The import price of 62% Fe content ore at the Chinese port of Qingdao advanced again on Thursday trading at $68.49 per dry metric tonne according to data supplied by Metal Bulletin. The price of the steelmaking raw material is now up nearly 30% from lows hit this time last year.
Demand from top consumer China has stayed robust – cargoes for the first five months of 2018 now total 448m tonnes compared to just over 1 billion tonnes for the full year 2017.
There has also been a notable shift towards higher grade imported ore from Australia, Brazil and South Africa as Beijing shuts down inefficient low-quality domestic iron ore mines and tighten pollution controls on its heavy industry.
World number three producer BHP announced on Thursday it has approved a $3.4 billion project (BHP’s share is $2.9B) to replace depleting resources at its Western Australian operations and up its average grade from the Pilbara region in the process.

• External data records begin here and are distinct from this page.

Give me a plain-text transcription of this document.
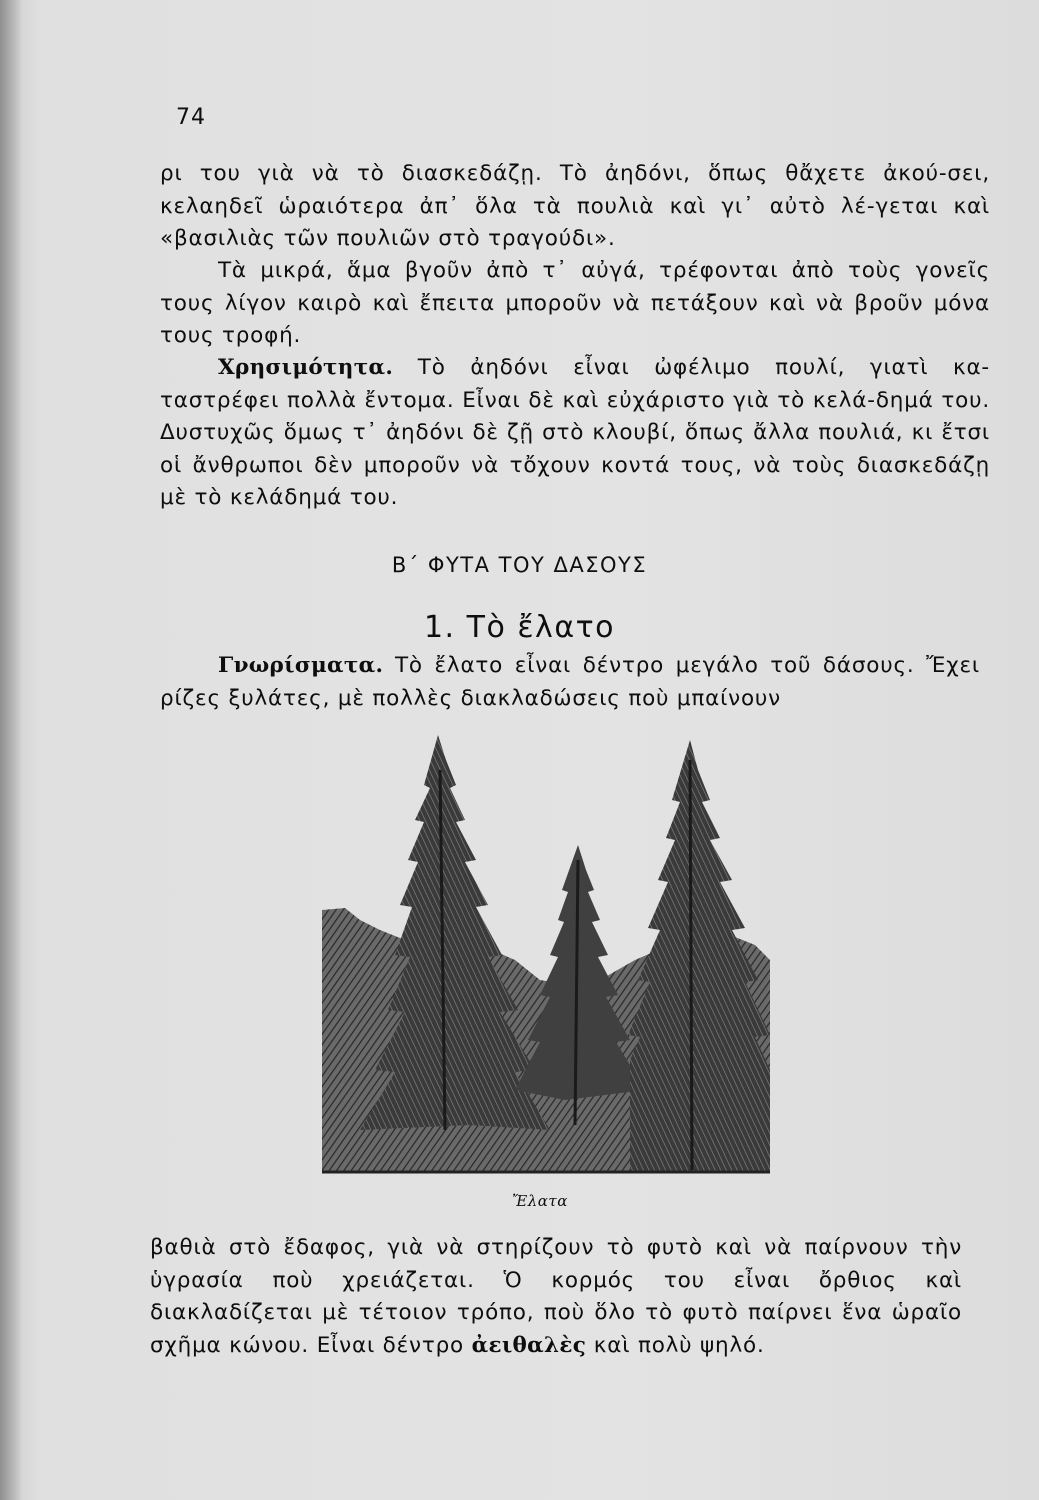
74

ρι του γιὰ νὰ τὸ διασκεδάζῃ. Τὸ ἀηδόνι, ὅπως θἄχετε ἀκού-σει, κελαηδεῖ ὡραιότερα ἀπ᾿ ὅλα τὰ πουλιὰ καὶ γι᾿ αὐτὸ λέ-γεται καὶ «βασιλιὰς τῶν πουλιῶν στὸ τραγούδι».

Τὰ μικρά, ἅμα βγοῦν ἀπὸ τ᾿ αὐγά, τρέφονται ἀπὸ τοὺς γονεῖς τους λίγον καιρὸ καὶ ἔπειτα μποροῦν νὰ πετάξουν καὶ νὰ βροῦν μόνα τους τροφή.

Χρησιμότητα. Τὸ ἀηδόνι εἶναι ὠφέλιμο πουλί, γιατὶ κα-ταστρέφει πολλὰ ἔντομα. Εἶναι δὲ καὶ εὐχάριστο γιὰ τὸ κελά-δημά του. Δυστυχῶς ὅμως τ᾿ ἀηδόνι δὲ ζῇ στὸ κλουβί, ὅπως ἄλλα πουλιά, κι ἔτσι οἱ ἄνθρωποι δὲν μποροῦν νὰ τὄχουν κοντά τους, νὰ τοὺς διασκεδάζῃ μὲ τὸ κελάδημά του.

Β΄ ΦΥΤΑ ΤΟΥ ΔΑΣΟΥΣ
1. Τὸ ἔλατο

Γνωρίσματα. Τὸ ἔλατο εἶναι δέντρο μεγάλο τοῦ δάσους. Ἔχει ρίζες ξυλάτες, μὲ πολλὲς διακλαδώσεις ποὺ μπαίνουν

Ἔλατα

βαθιὰ στὸ ἔδαφος, γιὰ νὰ στηρίζουν τὸ φυτὸ καὶ νὰ παίρνουν τὴν ὑγρασία ποὺ χρειάζεται. Ὁ κορμός του εἶναι ὄρθιος καὶ διακλαδίζεται μὲ τέτοιον τρόπο, ποὺ ὅλο τὸ φυτὸ παίρνει ἕνα ὡραῖο σχῆμα κώνου. Εἶναι δέντρο ἀειθαλὲς καὶ πολὺ ψηλό.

BHP ‘s South Flank project which should produce first ore in three years’ time will replace output at its Yandi 80-million-tonnes-per-year operation.
South Flank iron ore will contribute to an increase in the Melbourne-based company’s average iron grade in Western Australia from 61% to 62%, and the overall proportion of lump from 25% to roughly 35%. BHP is targeting iron ore production of around 272m tonnes (on a 100% basis) in its current fiscal year.
Lump ore can be loaded directly into blast furnaces, is easier to handle during transportation and can be shipped during wet seasons (liquefaction can be an issue with the shipment of iron ore fines during wet weather). For steelmakers it cuts pollution and lowers cost and lump now constitutes roughly 20% of blast furnace feedstock.
The iron ore lump premium over fines has risen 10% this week to around $15 per tonne according to Metal Bulletin’s assessment. The discount for lower grade fines continues to widen with 58% Fe content ore trading for $39.19 per tonne on Thursday.